Many throng Christ; His in name; near to Him; in actual contact with the sacraments and ordinances of His Church; yet not touching Him, because not drawing nigh in faith, not looking for, and therefore not obtaining, life and healing from Him, and through these. (Trench, Ibid, 149)
We must approach Christ with hearts stirred by deepest faith and trust. That faith must be informed and defined by a real sense of our own sickness and thus the need for Christ’s cure. It will do no good to think that the substance of Christ’s Redemption is for other people and then with the healing of their bodily ailments or the postponement of death. Our salvation was paid for by the blood of the Son of God. Faith is NOT Speaking into Existence what WE want, it's BELIEVING and OBEYING what Jesus Christ wants for us. (Martha Mac)

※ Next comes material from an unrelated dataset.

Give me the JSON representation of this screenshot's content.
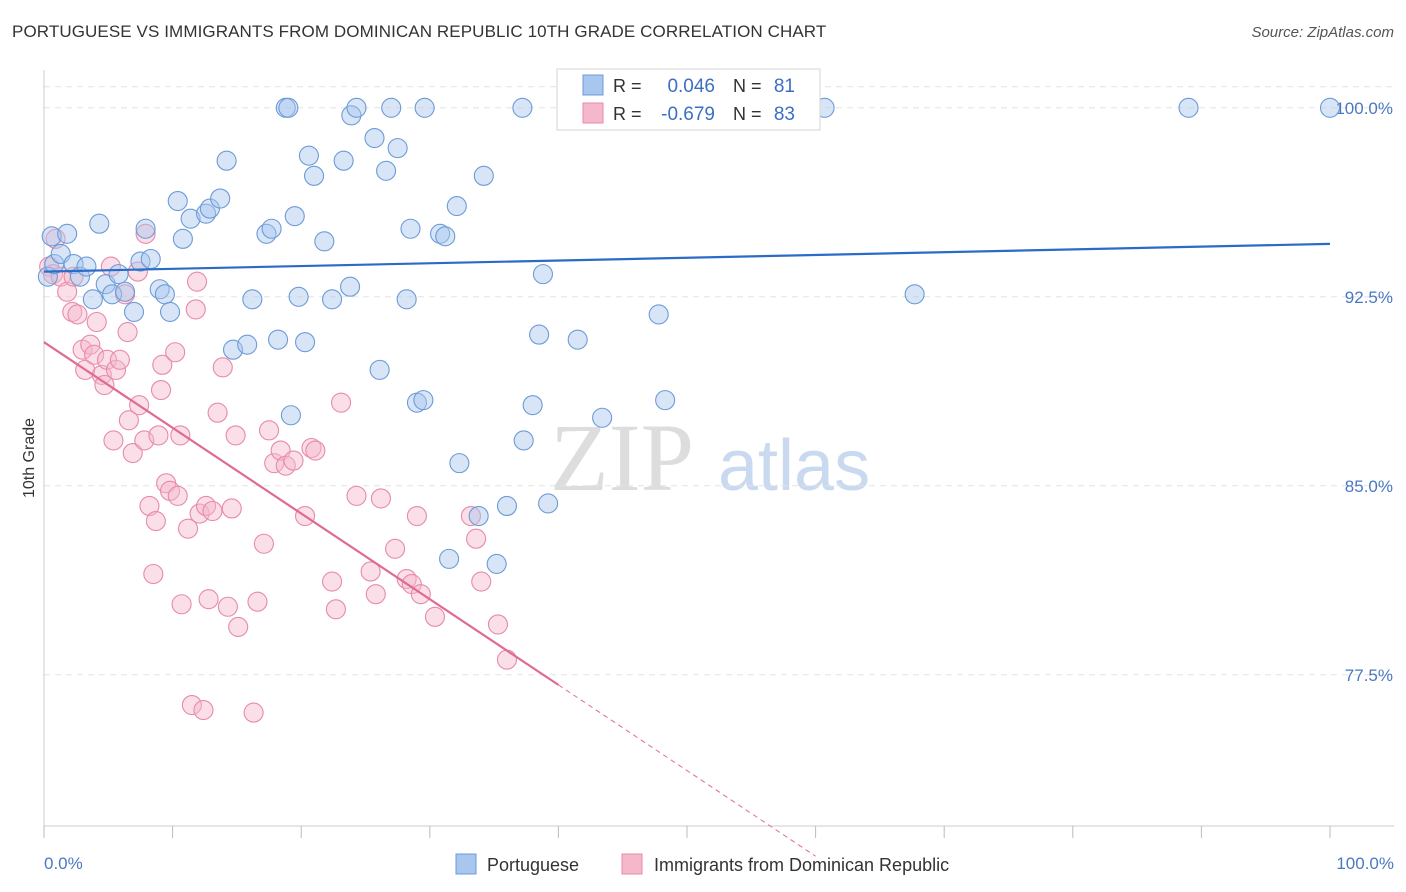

So today let us in all humility with a sense of our utter unworthiness approach our Saviour for healing. With St. Paul, let us be filled with the knowledge of [Christ’s] will in all wisdom and spiritual understanding; that [we] might walk worthy of the Lord unto all pleasing, being fruitful in every good work, and increasing in the knowledge of God. (Col. i. 9,10) And all of this because a woman with an issue of blood has taught us to reach out and touch the hem of Christ’s garment. Amen.